Members of the School Committee who voted against Khelfaoui mentioned at the July meeting concerns including the budget, human resource practices, a backlog of School Committee motions and bidding policies.
Though turnover among district superintendents is high in Massachusetts -- about 20 percent a year -- Executive Director of the Massachusetts Association of School Superintendents Tom Scott said a public firing process is “infrequent.”
Scott agreed to speak generally about the process of firing superintendents. Khelfaoui is a member of the Massachusetts Association of School Superintendents, and represented by Long, an attorney who is also on retainer for the association. Khelfaoui, not the association, is paying for the superintendent’s legal services, Scott said.

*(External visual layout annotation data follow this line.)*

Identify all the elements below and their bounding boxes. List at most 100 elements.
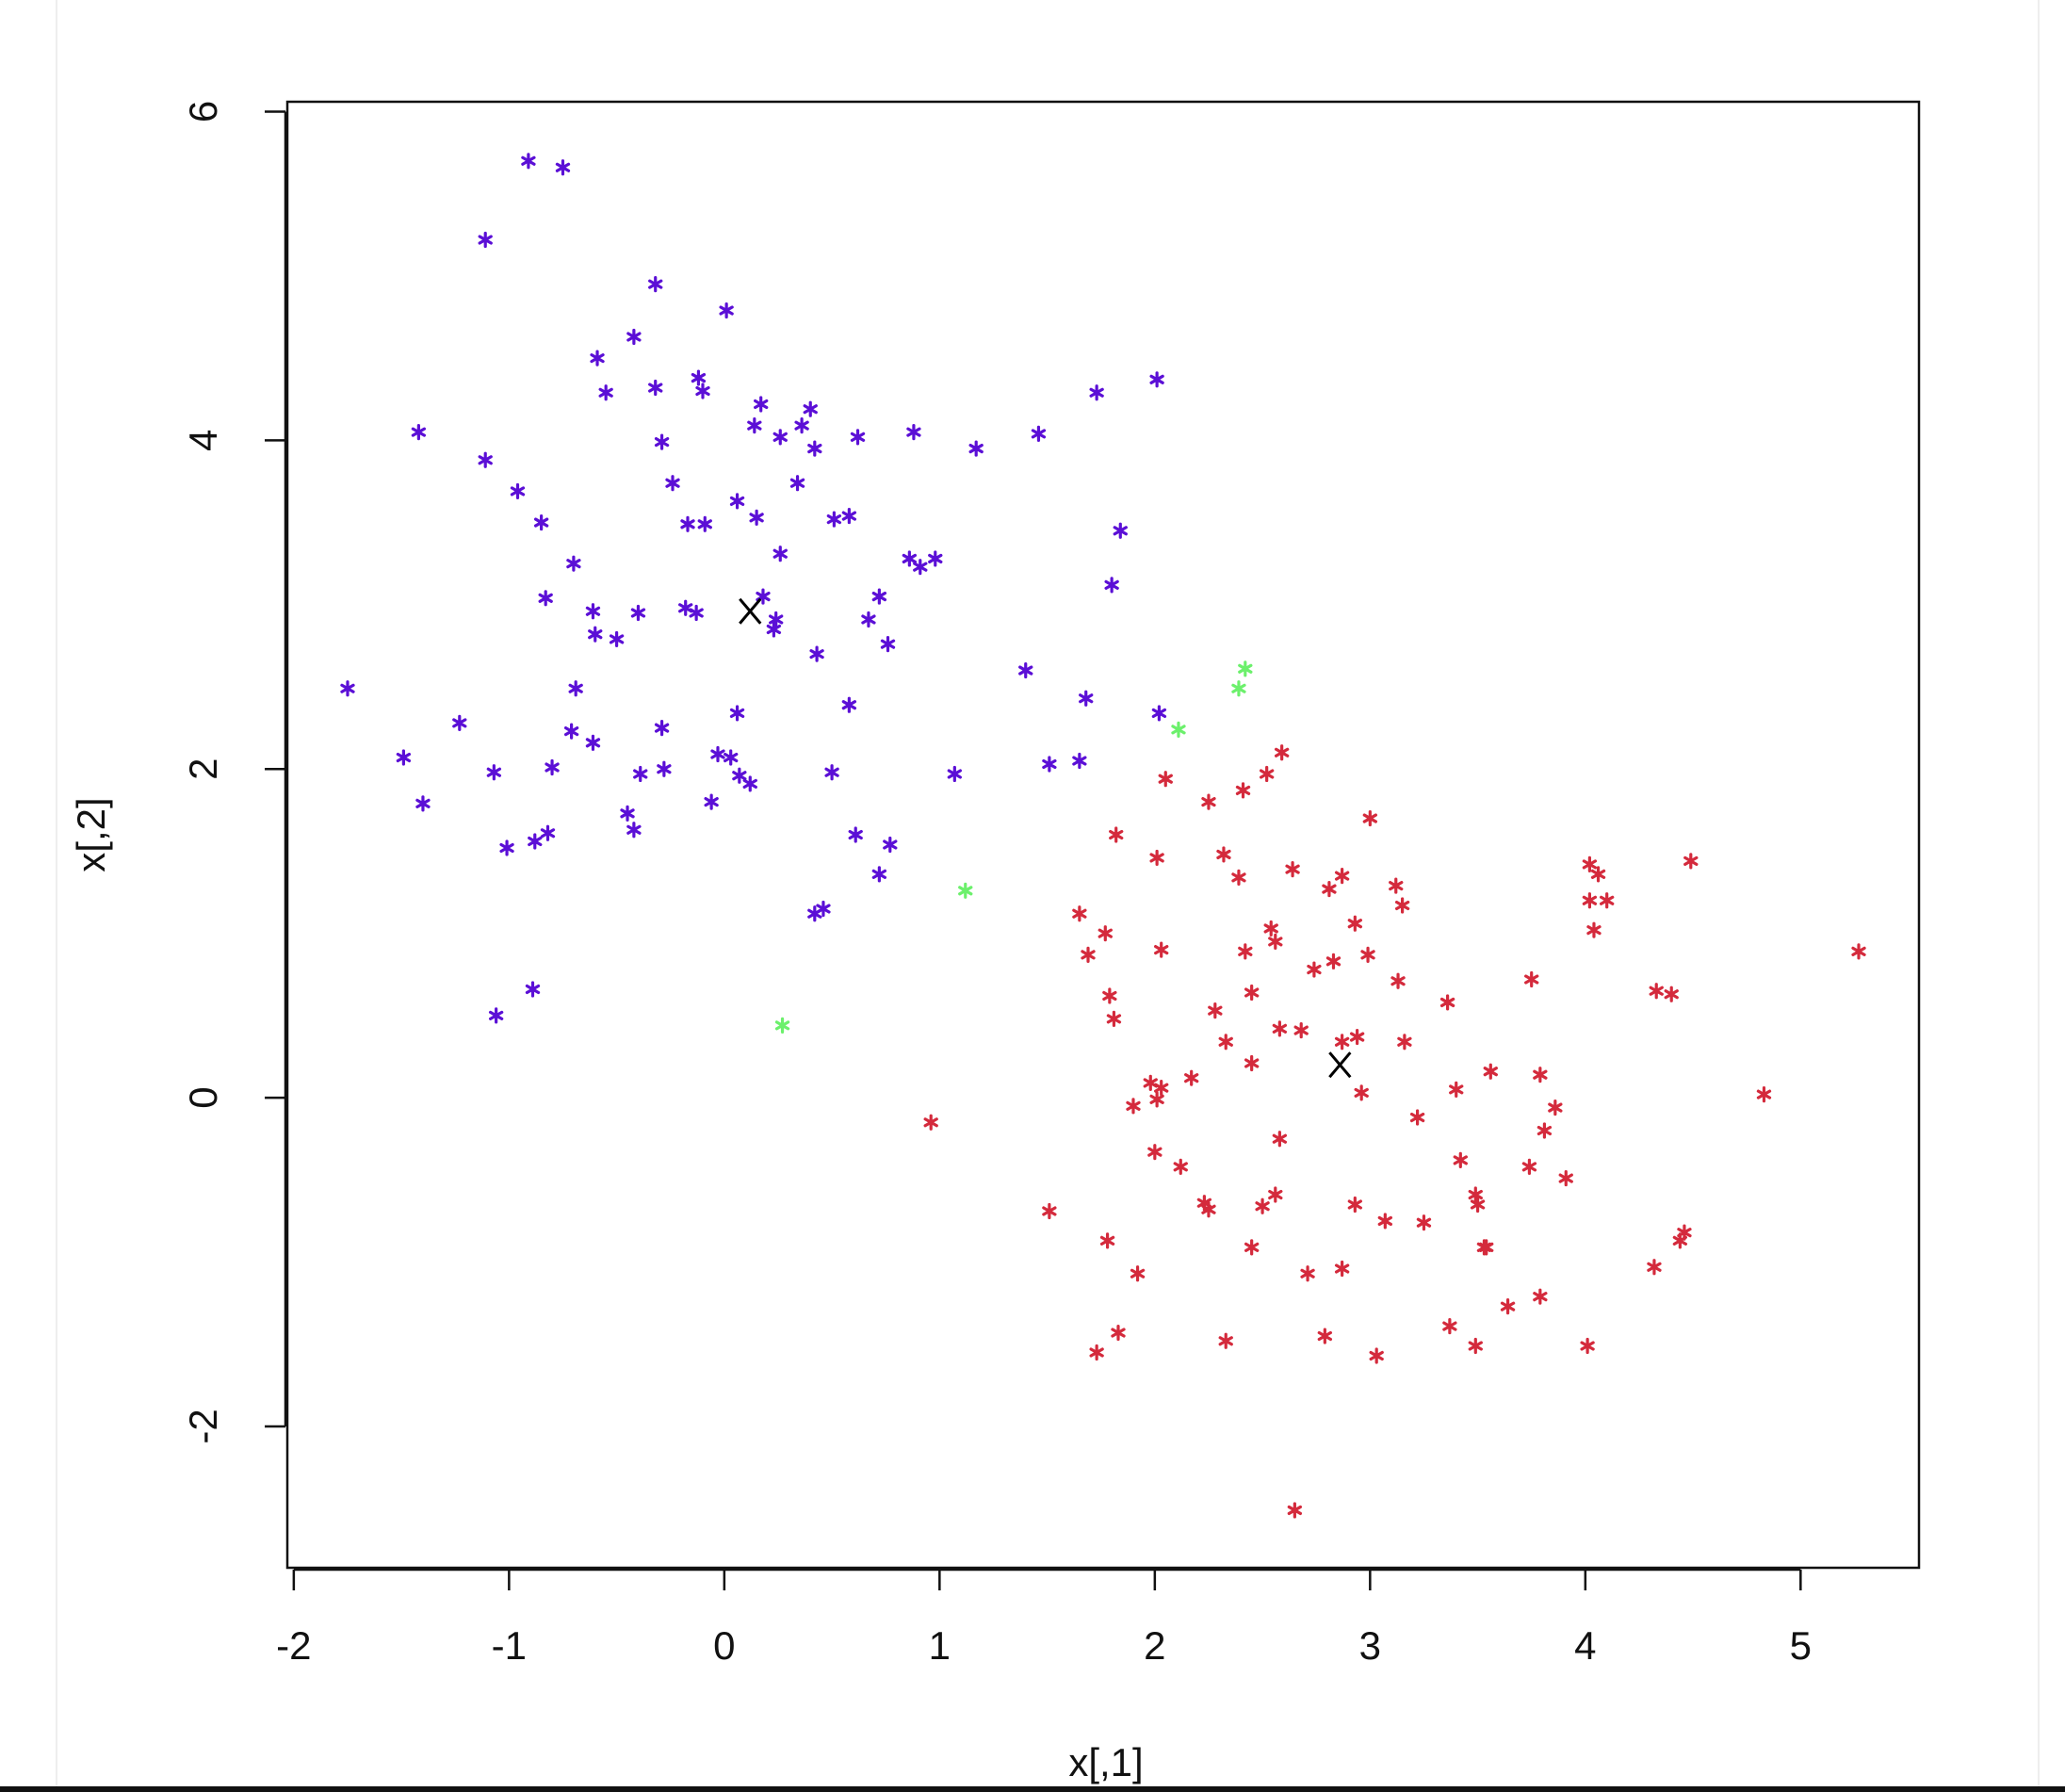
point [1672, 1232, 1688, 1249]
point [533, 513, 549, 531]
point [555, 159, 571, 176]
point [1079, 690, 1094, 707]
point [1453, 1151, 1468, 1168]
point [478, 451, 493, 468]
point [1244, 1054, 1260, 1072]
point [923, 1114, 938, 1131]
point [1377, 1213, 1392, 1230]
point [626, 328, 642, 346]
point [590, 350, 605, 367]
point [486, 764, 502, 781]
point [1416, 1214, 1432, 1231]
point [1216, 846, 1231, 863]
point [1072, 752, 1087, 770]
point [452, 714, 467, 731]
point [719, 301, 734, 319]
point [1468, 1337, 1483, 1355]
point [1300, 1265, 1315, 1282]
point [1113, 522, 1128, 539]
point [1235, 782, 1251, 799]
point [1143, 1074, 1158, 1091]
point [1231, 869, 1246, 886]
point [1244, 984, 1260, 1002]
point [585, 603, 601, 620]
point [1018, 661, 1033, 679]
point [1272, 1131, 1288, 1148]
point [841, 507, 857, 525]
point [1201, 793, 1216, 810]
point [654, 720, 670, 737]
point [521, 153, 536, 170]
point [1081, 946, 1096, 963]
point [648, 276, 663, 293]
point [807, 440, 822, 457]
point [1089, 1344, 1104, 1361]
x-tick-label: 1 [929, 1623, 951, 1668]
point [729, 493, 745, 510]
point [742, 775, 757, 792]
point [1347, 1196, 1362, 1214]
point [1154, 941, 1169, 958]
point [545, 758, 560, 776]
point [913, 559, 928, 576]
point [774, 1017, 790, 1034]
point [1126, 1098, 1141, 1115]
point [1158, 771, 1173, 788]
point [1468, 1186, 1483, 1203]
point [724, 749, 739, 766]
y-axis-label: x[,2] [69, 797, 113, 872]
point [1238, 943, 1253, 960]
point [1334, 1034, 1350, 1051]
point [1360, 946, 1375, 963]
point [1548, 1099, 1563, 1116]
bottom-bar [0, 1786, 2065, 1792]
point [1394, 897, 1410, 914]
point [1524, 970, 1539, 988]
point [1580, 1337, 1595, 1355]
point [1582, 855, 1598, 872]
y-tick-label: -2 [181, 1409, 225, 1443]
point [766, 621, 782, 638]
point [1600, 892, 1615, 909]
plot-box [285, 100, 1921, 1570]
point [871, 866, 887, 883]
point [609, 630, 625, 648]
point [1390, 972, 1406, 989]
point [1521, 1158, 1537, 1175]
point [1322, 880, 1337, 898]
point [1479, 1239, 1494, 1256]
point [665, 475, 680, 492]
point [1072, 905, 1087, 922]
point [1149, 371, 1164, 388]
point [1268, 1186, 1283, 1203]
point [1349, 1028, 1365, 1046]
point [1586, 921, 1602, 938]
point [630, 604, 646, 622]
point [697, 515, 712, 532]
point [1287, 1502, 1303, 1519]
center-marker [739, 597, 762, 625]
point [620, 805, 635, 822]
point [841, 696, 857, 713]
point [1537, 1122, 1553, 1139]
point [850, 429, 866, 446]
point [816, 900, 831, 918]
point [1263, 920, 1278, 937]
point [1042, 756, 1057, 773]
point [689, 604, 704, 622]
point [1111, 1324, 1126, 1342]
point [1268, 933, 1283, 950]
point [772, 546, 788, 562]
point [1483, 1063, 1498, 1080]
point [588, 626, 603, 643]
point [340, 680, 355, 697]
point [1449, 1081, 1464, 1098]
point [538, 590, 553, 607]
point [807, 905, 822, 922]
point [1649, 983, 1664, 1000]
point [1293, 1021, 1309, 1039]
point [928, 550, 943, 567]
point [747, 417, 762, 434]
point [1272, 1020, 1288, 1037]
point [525, 981, 541, 998]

Most turnover in the state is due to retirements, but when a superintendent parts ways on bad terms with a school committee, typically the parties sign a separation agreement, he said.
“That is the preferred way for a School Committee to deal with this, without becoming a public event,” Scott said.
When asked if the committee could still reach a settlement with the superintendent, O’Connor said “that’s always going to be a possibility.”
Glenn Koocher is the executive director for the Massachusetts Association of School Committees, a group made up of school committees across the state. He said he does not know the specific details of the situation in Lowell, but said the process of firing a superintendent usually involves some type of arbitration.
Both Scott and Koocher said the bar for termination is “good cause.” Scott said there is abundant case law defining what counts as good cause.
Koocher believes the process of firing a superintendent should be made in public, though a superintendent who sees their relationship with the School Committee failing may act preemptively.
The week before the Lowell School Committee voted to start the process of terminating Khelfaoui’s contract, the Randolph School Committee announced Khelfaoui as a finalist for an interim superintendent position. Several days later, Khelfaoui announced his intentions to stay in Lowell citing calls of support from a “majority of members of the Lowell School Committee” and other stakeholders.
Koocher said arbitration normally precludes the need for a lawsuit, because this process has already determined whether there is good cause.
Any payment to the superintendent should also be based on good cause, he said. Scott said other factors, like the remaining length of the contract or the publicness of the proceedings could also affect the payout.
“It makes it very difficult for that superintendent to make any successful move to another position,” Scott said.
When Chelmsford Superintendent Frank Tiano resigned amid accusations of fiscal mismanagement in 2015, the district agreed to pay him more than $140,000 in compensation via a separation agreement. He has since worked as an assistant superintendent in Framingham, and more recently landed a job Uxbridge.
In his first year, his Uxbridge job will pay $10,000 less than he made in Chelmsford, according to his contract.
O’Connor said in the months since the School Committee voted to start the process of terminating Khelfaoui’s contract, she has been in touch with the superintendent’s legal counsel. The superintendent has requested thousands of pages of documents from the district, she said.